07.11.2012, 12:16 Uhr | dpa
Im Hinspiel gegen Marseille konnte Mönchengladbach erstmals diese Saison in der Europa League gewinnen. Ein weiterer Sieg für das Weiterkommen ist Pflicht. (Quelle: imago)
Ende oder Wende in der Europa League: Für Borussia Mönchengladbach steht der Verbleib im internationalen Wettbewerb auf dem Spiel. "Wir dürfen auf keinen Fall verlieren und müssen alles geben", sagte Borussen-Profi Roel Brouwers vor der Partie beim französischen Spitzenklub Olympique Marseille am Donnerstag.
Nach dem Aus im DFB-Pokal und einer mittelmäßigen Platzierung in der Liga wollen die Gladbacher ihre internationale Chance auf jeden Fall nutzen (Donnerstag ab 18.45 Uhr im Liveticker von fussball.de). "Noch ist alles möglich. Wir müssen unbedingt punkten, weil wir im direkten Duell mit Marseille vorne bleiben wollen", sagte Abwehrchef Martin Stranzl.
Nach dem 2:0-Heimsieg gegen die mit vier Zählern punktgleichen Franzosen können die Gladbacher im Erfolgsfall für die nächste Runde planen. Mit einem Sieg im letzten Heimspiel gegen Limassol wäre die K.o.-Runde dann vor dem abschließenden Gruppenspiel beim aktuellen Tabellenführer Fenerbahce Istanbul erreicht.
Bei einem Remis müssten wohl noch zwei Siege her, bei einer Niederlage ist das Ausscheiden sehr wahrscheinlich. "Wir befinden uns in einer spannenden Situation", sagte Sportdirektor Max Eberl.

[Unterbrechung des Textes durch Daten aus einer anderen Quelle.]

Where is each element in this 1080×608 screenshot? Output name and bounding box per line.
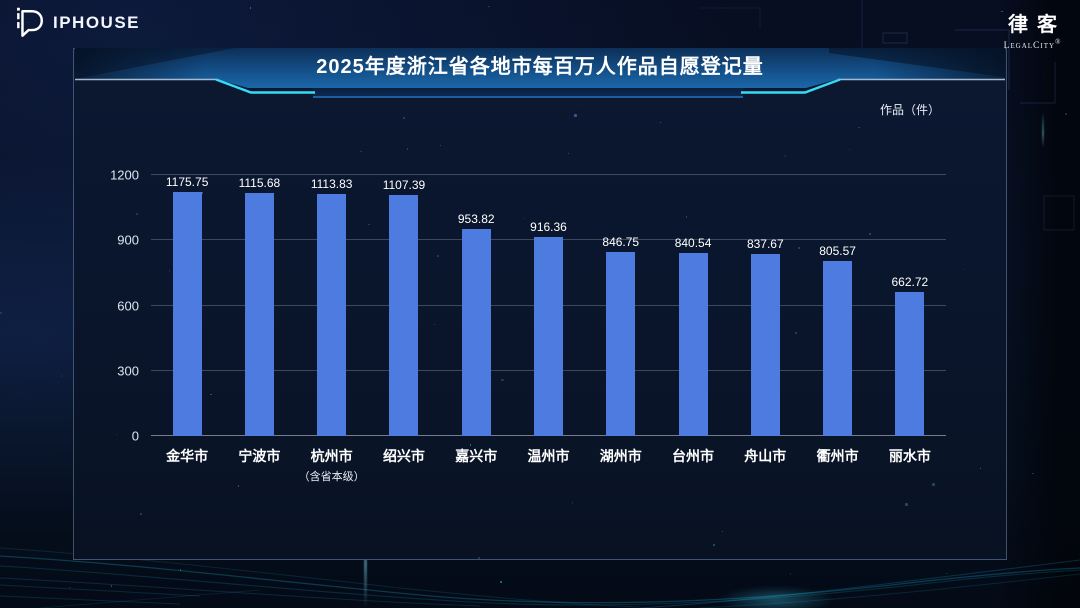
bar[interactable] (750, 253, 780, 436)
x-axis-label-slot: 衢州市 (801, 446, 873, 466)
chart-panel: 2025年度浙江省各地市每百万人作品自愿登记量 作品（件） 0 300 600 900… (73, 48, 1007, 560)
y-axis-tick: 900 (117, 232, 139, 248)
y-axis-tick: 600 (117, 298, 139, 313)
iphouse-logo: IPHOUSE (14, 6, 140, 40)
bar-slot: 953.82 (440, 175, 512, 436)
x-axis-label: 嘉兴市 (455, 448, 498, 464)
bar-slot: 840.54 (657, 175, 729, 436)
bar[interactable] (389, 195, 419, 436)
banner-notch-strip (313, 88, 743, 98)
x-axis-labels: 金华市 宁波市 杭州市 （含省本级） 绍兴市 嘉兴市 温州市 湖州市 台州市 舟山市 衢州市 丽水市 (151, 446, 946, 496)
x-axis-label-slot: 金华市 (151, 446, 223, 466)
value-label: 840.54 (674, 236, 712, 251)
value-label: 916.36 (530, 219, 567, 234)
bar-slot: 1175.75 (151, 175, 223, 436)
bar-slot: 1115.68 (223, 175, 295, 436)
bar-slot: 916.36 (512, 175, 584, 436)
x-axis-sublabel: （含省本级） (298, 471, 365, 483)
x-axis-label: 杭州市 (310, 448, 353, 464)
bar[interactable] (533, 236, 563, 436)
value-label: 1107.39 (382, 178, 426, 193)
bar-slot: 837.67 (729, 175, 801, 436)
banner-accent-lines (75, 78, 1005, 94)
legalcity-logo: 律客 LegalCity® (999, 8, 1066, 51)
bar-slot: 662.72 (874, 175, 946, 436)
value-label: 846.75 (602, 234, 640, 249)
value-label: 1175.75 (165, 175, 209, 189)
x-axis-label: 绍兴市 (382, 448, 425, 464)
bar[interactable] (461, 228, 491, 436)
value-label: 1113.83 (310, 176, 353, 191)
bar[interactable] (317, 193, 347, 436)
x-axis-label: 衢州市 (816, 448, 859, 464)
x-axis-label-slot: 绍兴市 (368, 446, 440, 466)
y-axis-tick: 1200 (110, 167, 139, 183)
x-axis-label-slot: 台州市 (657, 446, 729, 466)
bar[interactable] (823, 260, 853, 436)
iphouse-logo-text: IPHOUSE (53, 13, 141, 32)
bar[interactable] (606, 251, 636, 436)
x-axis-label-slot: 丽水市 (874, 446, 946, 466)
legalcity-logo-en-text: LegalCity (1003, 41, 1056, 52)
chart-title: 2025年度浙江省各地市每百万人作品自愿登记量 (316, 56, 764, 78)
bar[interactable] (678, 253, 708, 436)
x-axis-label-slot: 宁波市 (223, 446, 295, 466)
value-label: 837.67 (746, 236, 784, 251)
x-axis-label: 温州市 (527, 448, 570, 464)
bar[interactable] (244, 193, 274, 436)
x-axis-label-slot: 舟山市 (729, 446, 801, 466)
bottom-glow (716, 586, 836, 608)
bar-slot: 846.75 (585, 175, 657, 436)
value-label: 805.57 (819, 243, 856, 258)
unit-label: 作品（件） (879, 103, 940, 117)
light-beam (1042, 112, 1044, 148)
x-axis-label: 金华市 (166, 448, 209, 464)
gridline (151, 174, 946, 175)
value-label: 953.82 (457, 211, 495, 226)
iphouse-bubble-icon (17, 7, 43, 37)
registered-mark: ® (1055, 38, 1062, 46)
bar-slot: 1113.83 (296, 175, 368, 436)
x-axis-label: 丽水市 (888, 448, 931, 464)
y-axis-tick: 0 (131, 428, 139, 444)
bar-slot: 1107.39 (368, 175, 440, 436)
value-label: 662.72 (891, 274, 929, 289)
x-axis-label: 台州市 (672, 448, 715, 464)
x-axis-label-slot: 杭州市 （含省本级） (296, 446, 368, 484)
x-axis-label: 舟山市 (744, 448, 787, 464)
x-axis-label-slot: 湖州市 (585, 446, 657, 466)
legalcity-logo-cn: 律客 (1008, 14, 1066, 36)
title-banner: 2025年度浙江省各地市每百万人作品自愿登记量 (75, 48, 1005, 100)
legalcity-logo-en: LegalCity® (999, 38, 1066, 51)
bar[interactable] (895, 291, 925, 436)
x-axis-label: 湖州市 (599, 448, 642, 464)
value-label: 1115.68 (238, 176, 281, 191)
plot-area: 0 300 600 900 1200 1175.75 1115.68 1113.83 1107.… (110, 168, 946, 444)
y-axis-tick: 300 (117, 363, 139, 379)
bar-slot: 805.57 (801, 175, 873, 436)
bar[interactable] (172, 192, 202, 436)
x-axis-label-slot: 嘉兴市 (440, 446, 512, 466)
x-axis-label-slot: 温州市 (512, 446, 584, 466)
x-axis-label: 宁波市 (238, 448, 281, 464)
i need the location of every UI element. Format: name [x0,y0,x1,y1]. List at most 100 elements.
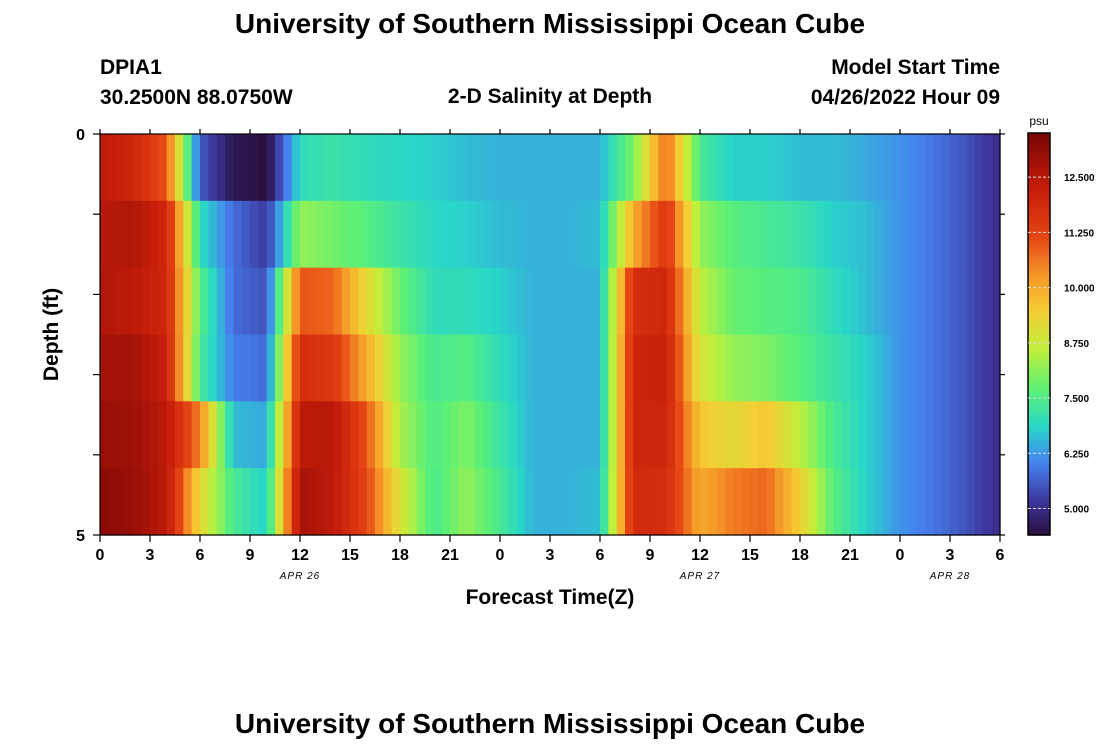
colorbar-segment [1028,524,1050,529]
colorbar-segment [1028,300,1050,305]
heatmap-cell [133,267,143,336]
heatmap-cell [991,468,1001,536]
heatmap-cell [366,134,376,202]
heatmap-cell [241,468,251,536]
colorbar-segment [1028,437,1050,442]
heatmap-cell [291,200,301,269]
heatmap-cell [475,200,484,269]
heatmap-cell [675,267,684,336]
heatmap-cell [333,267,343,336]
heatmap-cell [591,134,601,202]
heatmap-cell [983,334,993,402]
heatmap-cell [875,334,884,402]
heatmap-cell [300,468,309,536]
heatmap-cell [108,200,118,269]
heatmap-cell [575,200,584,269]
heatmap-cell [858,200,868,269]
heatmap-cell [708,134,718,202]
heatmap-cell [941,401,951,469]
heatmap-cell [675,401,684,469]
heatmap-cell [433,267,443,336]
heatmap-cell [583,200,593,269]
heatmap-cell [800,401,809,469]
heatmap-cell [591,267,601,336]
heatmap-cell [433,468,443,536]
heatmap-cell [833,401,843,469]
heatmap-cell [941,200,951,269]
colorbar-segment [1028,263,1050,268]
heatmap-cell [750,468,759,536]
colorbar-segment [1028,528,1050,533]
heatmap-cell [558,200,568,269]
heatmap-cell [875,468,884,536]
heatmap-cell [266,200,276,269]
heatmap-cell [283,334,293,402]
heatmap-cell [875,200,884,269]
heatmap-cell [425,401,434,469]
heatmap-cell [908,267,918,336]
heatmap-cell [575,468,584,536]
heatmap-cell [516,334,526,402]
heatmap-cell [375,468,384,536]
heatmap-cell [358,468,368,536]
x-axis-label: Forecast Time(Z) [466,586,635,609]
heatmap-cell [383,401,393,469]
heatmap-cell [866,468,876,536]
heatmap-cell [583,134,593,202]
heatmap-cell [383,267,393,336]
colorbar-segment [1028,350,1050,355]
colorbar-segment [1028,163,1050,168]
heatmap-cell [400,134,409,202]
heatmap-cell [791,334,801,402]
heatmap-cell [941,267,951,336]
heatmap-cell [658,401,668,469]
heatmap-cell [233,468,243,536]
heatmap-cell [875,267,884,336]
heatmap-cell [575,134,584,202]
colorbar-segment [1028,367,1050,372]
heatmap-cell [658,334,668,402]
heatmap-cell [216,267,226,336]
heatmap-cell [258,267,268,336]
heatmap-cell [466,401,476,469]
heatmap-cell [716,468,726,536]
heatmap-cell [441,200,451,269]
heatmap-cell [458,200,468,269]
heatmap-cell [325,134,334,202]
heatmap-cell [641,468,651,536]
model-start-value: 04/26/2022 Hour 09 [810,86,1000,109]
heatmap-cell [950,334,959,402]
heatmap-cell [566,468,576,536]
heatmap-cell [783,334,793,402]
heatmap-cell [525,200,534,269]
colorbar-segment [1028,159,1050,164]
heatmap-cell [458,401,468,469]
heatmap-cell [500,134,509,202]
heatmap-cell [425,267,434,336]
heatmap-cell [425,334,434,402]
heatmap-cell [583,267,593,336]
heatmap-cell [850,401,859,469]
heatmap-cell [816,401,826,469]
heatmap-cell [958,468,968,536]
heatmap-cell [666,267,676,336]
colorbar-segment [1028,186,1050,191]
heatmap-cell [441,468,451,536]
heatmap-cell [616,334,626,402]
heatmap-cell [758,200,768,269]
heatmap-cell [875,134,884,202]
heatmap-cell [766,401,776,469]
heatmap-cell [550,468,559,536]
heatmap-cell [808,401,818,469]
heatmap-cell [208,267,218,336]
heatmap-cell [691,468,701,536]
heatmap-cell [383,200,393,269]
heatmap-cell [375,334,384,402]
heatmap-cell [600,134,609,202]
colorbar-tick-label: 11.250 [1064,228,1094,239]
heatmap-cell [566,334,576,402]
heatmap-cell [900,468,909,536]
heatmap-cell [350,468,359,536]
colorbar-segment [1028,380,1050,385]
heatmap-cell [866,200,876,269]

Vor dem 18. Pflichtspiel seit Saisonbeginn muss Trainer Lucien Favre die Belastung im Team verteilen. Rechtsverteidiger Tony Jantschke ist nach seiner Gehirnerschütterung wieder ein Kandidat für die Startelf. Filip Daems, der schon am vergangenen Samstag pausieren musste, trat wegen einer Bauchmuskelverletzung die Reise nach Marseille erst gar nicht an.
Der Kapitän weiß aber, was auf sein Team an der sonnigen Mittelmeerküste zukommt. "Ich vermute, dass Marseille anfangs sehr viel Gas geben wird, weil sie ihr Heimspiel unbedingt gewinnen wollen. Ich hoffe, dass wir das nutzen können, um den ein oder anderen Konter zu setzen", sagte Daems. Im Hinspiel leitete er mit einem verwandelte Elfmeter den Sieg ein. Sein Vertreter dürfte erneut der Schwede Oscar Wendt sein.
Noch sucht Favre vor der richtungsweisenden Partie die richtige Balance bei der Aufstellung seiner Mannschaft. Vieles sei schon besser geworden, sagte der Coach. Unsicherheiten gab es zuletzt bei Ballbesitz. "Da hatten wir zu viele Verluste. Das muss noch besser werden", sagte Favre. Immerhin ist die Abwehr stabiler geworden. "Wir stehen defensiv sehr gut", sagte Mittelfeldspieler Thorben Marx.
Olympique Marseille hat sich in der Liga nach einem 2:0-Erfolg am Wochenende beim AC Ajaccio wieder auf den zweiten Tabellenplatz hinter Paris St. Germain vorgeschoben. Die Treffer erzielten die Brüder Andre und Jordan Ayew.